According to an embodiment, also other functions of the system 10
may be monitored and controlled by the control unit 30 besides the
control described in this description.
[0028] A control signal 32 may be dependent on, for example, the
rotational speed of the variable displacement hydraulic machine 22,
the amount of energy stored in the energy storing device 26, target
rotational speed, such as signal 50, and/or the volume flow
available/supplied by the pump for the variable displacement
hydraulic machine 22. The target rotational speed may refer to the
target rotational speed of the variable displacement hydraulic
machine and/or the rotatable load driven by it. The volume flow
available/supplied by the pump for the variable displacement
hydraulic machine 22 refers to the volume flow available for the
variable displacement hydraulic machine 22 in question and it might
be different from the total volume flow generated by the pump 12,
for instance if other actuators, hydraulic machines and/or
hydraulic systems are connected to the pump, for instance via a
further pressure line, such as the fourth pressure line 42.
[0029] In generating the control signal 32, a controller may be
applied, such as a P controller or a PID controller, which is
implemented in the control unit 30 and is based on, for example,
torque feedback, speed feedback or rotational speed feedback.
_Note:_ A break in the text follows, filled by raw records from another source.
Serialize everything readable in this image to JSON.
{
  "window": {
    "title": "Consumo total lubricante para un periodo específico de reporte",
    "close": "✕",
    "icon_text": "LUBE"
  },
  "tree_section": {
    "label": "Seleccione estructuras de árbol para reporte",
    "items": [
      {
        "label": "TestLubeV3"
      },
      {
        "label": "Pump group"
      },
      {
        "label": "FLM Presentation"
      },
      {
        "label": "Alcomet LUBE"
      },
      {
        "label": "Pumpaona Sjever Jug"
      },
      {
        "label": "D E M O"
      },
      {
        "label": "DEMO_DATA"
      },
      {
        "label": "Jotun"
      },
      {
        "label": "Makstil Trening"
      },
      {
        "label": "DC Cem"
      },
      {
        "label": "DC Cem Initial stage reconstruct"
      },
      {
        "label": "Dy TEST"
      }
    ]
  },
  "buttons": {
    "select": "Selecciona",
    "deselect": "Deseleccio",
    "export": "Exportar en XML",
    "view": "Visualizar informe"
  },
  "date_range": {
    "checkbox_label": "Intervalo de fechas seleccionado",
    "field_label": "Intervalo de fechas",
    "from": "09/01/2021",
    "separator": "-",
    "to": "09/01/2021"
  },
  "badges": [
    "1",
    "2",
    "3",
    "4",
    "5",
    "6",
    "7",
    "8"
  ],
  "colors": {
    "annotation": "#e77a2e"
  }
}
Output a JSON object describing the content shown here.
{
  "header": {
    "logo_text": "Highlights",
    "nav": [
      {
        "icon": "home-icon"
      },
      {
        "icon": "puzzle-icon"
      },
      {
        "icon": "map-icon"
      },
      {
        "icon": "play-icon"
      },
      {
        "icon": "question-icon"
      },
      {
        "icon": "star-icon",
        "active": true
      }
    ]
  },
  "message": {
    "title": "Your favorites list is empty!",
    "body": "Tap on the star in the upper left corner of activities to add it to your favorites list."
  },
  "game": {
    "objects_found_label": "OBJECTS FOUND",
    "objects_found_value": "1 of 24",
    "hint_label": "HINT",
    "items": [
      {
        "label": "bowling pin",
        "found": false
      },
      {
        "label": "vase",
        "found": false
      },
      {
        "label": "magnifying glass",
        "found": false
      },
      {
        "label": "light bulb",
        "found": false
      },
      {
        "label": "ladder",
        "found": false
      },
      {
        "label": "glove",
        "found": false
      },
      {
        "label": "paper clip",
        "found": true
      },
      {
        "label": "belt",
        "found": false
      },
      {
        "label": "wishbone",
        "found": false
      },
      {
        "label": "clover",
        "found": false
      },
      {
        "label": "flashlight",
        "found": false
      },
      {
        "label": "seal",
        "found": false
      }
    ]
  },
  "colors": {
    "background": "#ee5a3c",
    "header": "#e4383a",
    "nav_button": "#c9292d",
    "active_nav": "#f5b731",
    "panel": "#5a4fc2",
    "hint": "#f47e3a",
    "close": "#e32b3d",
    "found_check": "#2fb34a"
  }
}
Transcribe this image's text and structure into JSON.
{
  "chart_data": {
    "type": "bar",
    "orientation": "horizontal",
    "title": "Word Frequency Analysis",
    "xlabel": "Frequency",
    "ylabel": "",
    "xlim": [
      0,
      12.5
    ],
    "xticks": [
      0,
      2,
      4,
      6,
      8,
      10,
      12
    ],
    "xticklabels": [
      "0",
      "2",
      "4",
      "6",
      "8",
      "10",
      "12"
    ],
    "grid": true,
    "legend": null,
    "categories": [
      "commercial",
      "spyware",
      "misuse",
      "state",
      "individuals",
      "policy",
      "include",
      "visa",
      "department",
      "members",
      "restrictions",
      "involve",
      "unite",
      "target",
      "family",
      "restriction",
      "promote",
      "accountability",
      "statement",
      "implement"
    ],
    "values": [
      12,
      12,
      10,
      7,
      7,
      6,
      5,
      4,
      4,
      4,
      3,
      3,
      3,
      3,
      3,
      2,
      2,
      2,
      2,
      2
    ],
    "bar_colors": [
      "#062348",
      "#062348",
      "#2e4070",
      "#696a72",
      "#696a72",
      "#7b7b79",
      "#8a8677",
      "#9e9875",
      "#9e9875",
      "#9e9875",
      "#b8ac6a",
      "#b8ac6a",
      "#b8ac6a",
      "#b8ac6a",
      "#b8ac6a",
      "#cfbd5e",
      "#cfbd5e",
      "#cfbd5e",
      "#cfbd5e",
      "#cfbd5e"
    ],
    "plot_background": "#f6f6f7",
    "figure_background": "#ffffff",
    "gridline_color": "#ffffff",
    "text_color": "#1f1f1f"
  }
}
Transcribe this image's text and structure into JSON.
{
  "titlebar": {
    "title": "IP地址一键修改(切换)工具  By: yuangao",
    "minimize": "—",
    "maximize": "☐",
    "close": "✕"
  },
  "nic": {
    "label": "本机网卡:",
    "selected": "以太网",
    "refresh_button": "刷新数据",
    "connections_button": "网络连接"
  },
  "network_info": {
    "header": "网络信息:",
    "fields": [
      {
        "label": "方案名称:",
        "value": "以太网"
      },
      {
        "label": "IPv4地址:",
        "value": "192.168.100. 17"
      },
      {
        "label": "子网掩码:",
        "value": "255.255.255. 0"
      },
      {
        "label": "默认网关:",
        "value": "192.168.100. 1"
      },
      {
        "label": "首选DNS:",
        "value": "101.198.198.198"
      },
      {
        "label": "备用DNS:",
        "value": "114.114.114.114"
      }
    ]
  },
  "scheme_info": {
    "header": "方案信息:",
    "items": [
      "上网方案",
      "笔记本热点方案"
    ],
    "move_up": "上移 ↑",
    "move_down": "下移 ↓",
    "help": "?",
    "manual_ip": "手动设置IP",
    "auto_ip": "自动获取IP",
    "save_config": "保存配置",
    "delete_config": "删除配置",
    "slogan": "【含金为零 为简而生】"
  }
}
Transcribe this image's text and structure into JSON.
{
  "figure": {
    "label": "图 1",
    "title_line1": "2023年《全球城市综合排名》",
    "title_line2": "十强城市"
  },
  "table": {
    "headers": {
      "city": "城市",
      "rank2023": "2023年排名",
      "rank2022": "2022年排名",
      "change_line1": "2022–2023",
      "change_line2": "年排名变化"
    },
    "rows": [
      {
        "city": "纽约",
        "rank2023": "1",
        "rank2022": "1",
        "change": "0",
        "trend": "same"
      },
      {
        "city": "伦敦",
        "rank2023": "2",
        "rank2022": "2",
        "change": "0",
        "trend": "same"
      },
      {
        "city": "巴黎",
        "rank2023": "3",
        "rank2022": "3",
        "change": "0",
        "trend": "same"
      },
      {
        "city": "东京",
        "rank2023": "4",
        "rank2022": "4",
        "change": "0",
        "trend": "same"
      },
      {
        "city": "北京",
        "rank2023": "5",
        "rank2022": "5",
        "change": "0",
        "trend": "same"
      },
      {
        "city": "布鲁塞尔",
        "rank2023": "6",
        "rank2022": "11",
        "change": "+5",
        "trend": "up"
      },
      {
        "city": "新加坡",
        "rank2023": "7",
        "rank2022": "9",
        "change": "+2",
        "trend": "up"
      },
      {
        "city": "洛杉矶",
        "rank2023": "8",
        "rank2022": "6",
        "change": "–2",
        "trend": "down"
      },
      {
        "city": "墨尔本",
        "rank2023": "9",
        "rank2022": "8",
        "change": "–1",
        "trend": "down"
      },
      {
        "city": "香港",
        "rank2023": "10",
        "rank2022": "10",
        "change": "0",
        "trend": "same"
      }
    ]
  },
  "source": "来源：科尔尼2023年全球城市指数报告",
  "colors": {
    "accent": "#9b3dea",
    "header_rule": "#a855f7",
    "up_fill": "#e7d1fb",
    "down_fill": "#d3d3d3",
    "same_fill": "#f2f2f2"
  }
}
For
the control, the system 10 may comprise detectors, such as sensor
devices, for measuring the rotational speed of the variable
displacement hydraulic machine 22 and/or a (rotational) speed of
the rotatable load driven by the variable displacement hydraulic
machine 22 and for transmitting said measurement signal to the
control unit 30.
[0030] The system 10 may also comprise one or more control devices
24 connected to the control unit 30 for the purpose of controlling
the system 10, for example the variable displacement hydraulic
machine 22 therein. The control device 24 may be, for example,
manually controllable, in one example a control stick. The control
stick is operated by a user. The control device 24 may be
configured to generate a setting signal 50 dependent on the
position of the control device 24, for example the inclination of
the control stick. Said setting signal 50 may be used as an input
in the control unit 30.
[0031] Alternatively, said setting signal 50 can be input with
input devices, which may include, for example, the control unit 30
or a part of it, a device connected to the control unit 30, or the
above described control device 24. In the control unit 30, the
setting signal 50 may be input manually by user interface devices
of the control unit 30, or it may be generated by software by
running control algorithms for influencing the variable
displacement hydraulic machine 22, such as the rotational speed
and/or the displacement of the variable displacement hydraulic
machine.
[0032] In an embodiment, the control device 24 may be used to
control the rotational speed of the variable displacement hydraulic
machine 22 and/or the speed of the rotatable load driven by the
variable displacement hydraulic machine, so that the (rotational)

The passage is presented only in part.